"I thought this was a team project," I say. "I dropped everything to come in on a Saturday for an emergency team meeting, and it's just you and me? That's just awesome. I love this company." I sling my laptop bag onto the armchair in the corner of your office, put my hand on my hip and pop the top off my coffee. Mercy, I haven't even had my coffee yet.
"Barb told me last minute that she thought you and I could handle it," you say, always trying to make the best of things. Always the team player. "Don't be so pissed, maybe she's looking at us for Ken's position."
"Maybe what she's looking at is your ass. And you know she hates me, it's no secret. So what? So here we are, on a beautiful Saturday morning, stuck in this climate controlled prison, doing quality control on these reports. It's proofreading; they hire temps to do this crap. I feel really valued. I get the comfy chair." I flop down in the armchair in your office, knowing my little corduroy skirt and crisp white shirt will be annoying the hell out of me by lunchtime, wishing I had worn more comfortable clothes to curl up in since it's just you and me. I grind my teeth grumpily.
You spin towards me in your office chair, the good kind with the mesh seat, why do I still have an old clunky one? Because Barb wants to fuck you, and she wants to fire me, of course. But you spin towards me and say,
"Is there something wrong with my ass?" You half-smile, god, you're always so relaxed, it's infuriating. I pull up a little table and set my coffee on it after a few desperate gulps, cross my legs and open my laptop.
"You know perfectly well how cute your ass is, and that it's the reason Barb loves you so much. You couldn't 'project-manage' your way out of a wet paper bag. I have twice your experience and three times your leadership potential, and here you are getting curried for a promotion because you're a strapping young lad who flirts with your supervisors. It's sexist and it's disgusting." Boot, you stupid laptop. More coffee. More teeth-grinding. Tug on my skirt, put my hair up, take it down. Ugh. I'm looking forward to putting on some music.
"So I'm strapping, am I?" You smile at me over your shoulder and clackity clack on your keyboard.
"Bravo, genius. You're hunky and young, and you have this gift for being both smug and charming at the same time. You're the prince of the office, and I'm not telling you anything you don't know." I log into the system and then the internet, and scroll through my music for something that won't make me want to slit my wrists or build a pipe bomb. No Ani today. "You're the golden boy, and I'll be in this position for another eight years while you're flirting your way to vice president. Long live the corporate ladder," I say, pulling up a report and starting my mind-numbing project. I wonder when the next season of Mad Men starts.
"You know," you say, not bothering to turn around, "you have a lot of pent-up frustration behind those gorgeous breasts." Oh, look at you, wanting to scrap. Well I've had my coffee now, so anything that will make this day move faster is fine with me.
"Someone missed sensitivity training," I say, trying not to look up from my screen.

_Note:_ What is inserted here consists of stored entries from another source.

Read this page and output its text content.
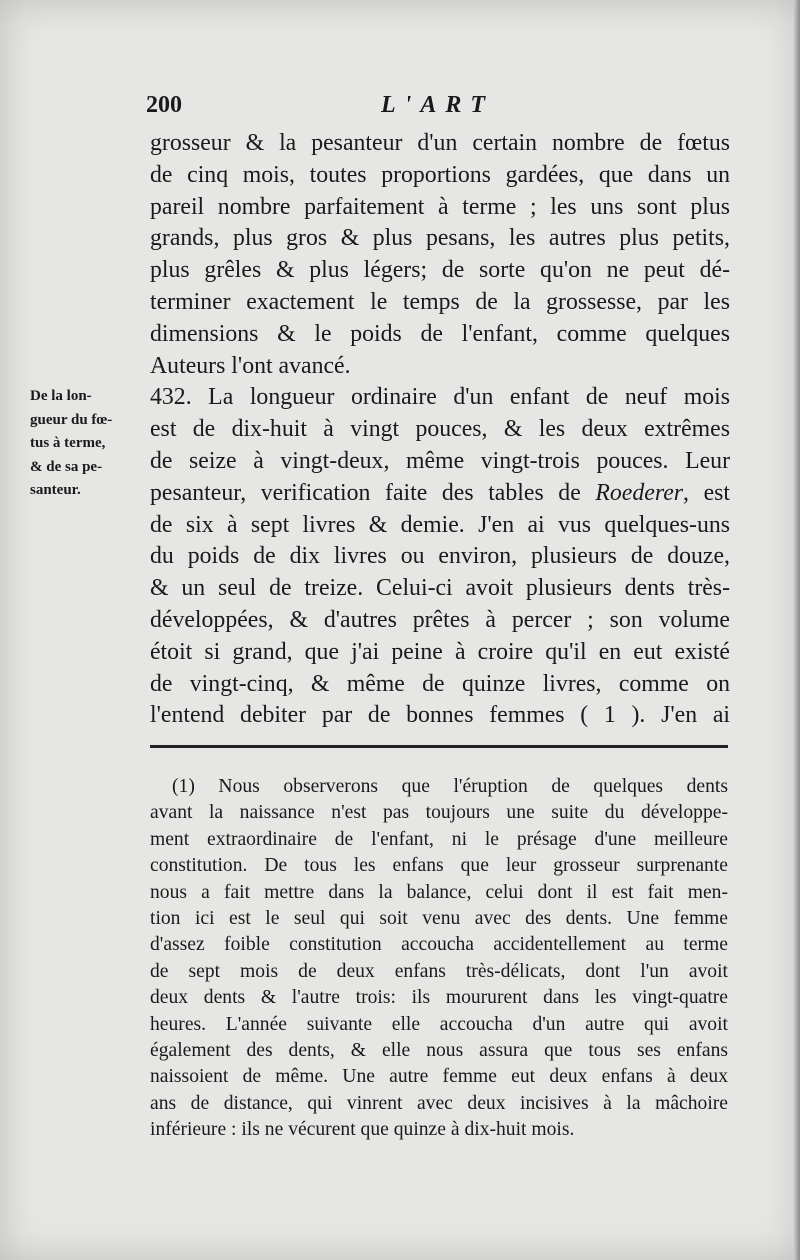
200	L'ART
grosseur & la pesanteur d'un certain nombre de fœtus
de cinq mois, toutes proportions gardées, que dans un
pareil nombre parfaitement à terme ; les uns sont plus
grands, plus gros & plus pesans, les autres plus petits,
plus grêles & plus légers; de sorte qu'on ne peut dé-
terminer exactement le temps de la grossesse, par les
dimensions & le poids de l'enfant, comme quelques
Auteurs l'ont avancé.
432. La longueur ordinaire d'un enfant de neuf mois
est de dix-huit à vingt pouces, & les deux extrêmes
de seize à vingt-deux, même vingt-trois pouces. Leur
pesanteur, verification faite des tables de Roederer, est
de six à sept livres & demie. J'en ai vus quelques-uns
du poids de dix livres ou environ, plusieurs de douze,
& un seul de treize. Celui-ci avoit plusieurs dents très-
développées, & d'autres prêtes à percer ; son volume
étoit si grand, que j'ai peine à croire qu'il en eut existé
de vingt-cinq, & même de quinze livres, comme on
l'entend debiter par de bonnes femmes ( 1 ). J'en ai
De la lon-
gueur du fœ-
tus à terme,
& de sa pe-
santeur.
(1) Nous observerons que l'éruption de quelques dents
avant la naissance n'est pas toujours une suite du développe-
ment extraordinaire de l'enfant, ni le présage d'une meilleure
constitution. De tous les enfans que leur grosseur surprenante
nous a fait mettre dans la balance, celui dont il est fait men-
tion ici est le seul qui soit venu avec des dents. Une femme
d'assez foible constitution accoucha accidentellement au terme
de sept mois de deux enfans très-délicats, dont l'un avoit
deux dents & l'autre trois: ils moururent dans les vingt-quatre
heures. L'année suivante elle accoucha d'un autre qui avoit
également des dents, & elle nous assura que tous ses enfans
naissoient de même. Une autre femme eut deux enfans à deux
ans de distance, qui vinrent avec deux incisives à la mâchoire
inférieure : ils ne vécurent que quinze à dix-huit mois.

"So it's not sexual harassment when you talk about my ass, but it is when I talk about your short skirts and your great rack?"
"I'll let it slide because it's just a fact that I have a great rack, but my skirts aren't short." Scrolling, scrolling, tired of Chili Peppers, tired of Counting Crows, seriously, I need some new music. . .
"There are men in this office who would disagree with that," you say, typing typing typing.
"People don't talk about my skirts, they talk about how big your cock is. It probably is big, isn't it? Jerk."
I look up to get the last of my coffee, and I almost spill it because you've spun around in your chair again, and you're looking right at me, smiling. Not typing, not tossing out any witty comebacks, just leaning back in your chair, and smiling.
"Who talks about my cock? No one here has seen it. I don't dip my pen blah blah clichΓ© about sex with co-workers. Did someone tell you they saw it? Tell me." You lean forward in your ergonomically designed chair and I shift in my seat, caught a little off guard. I shrug.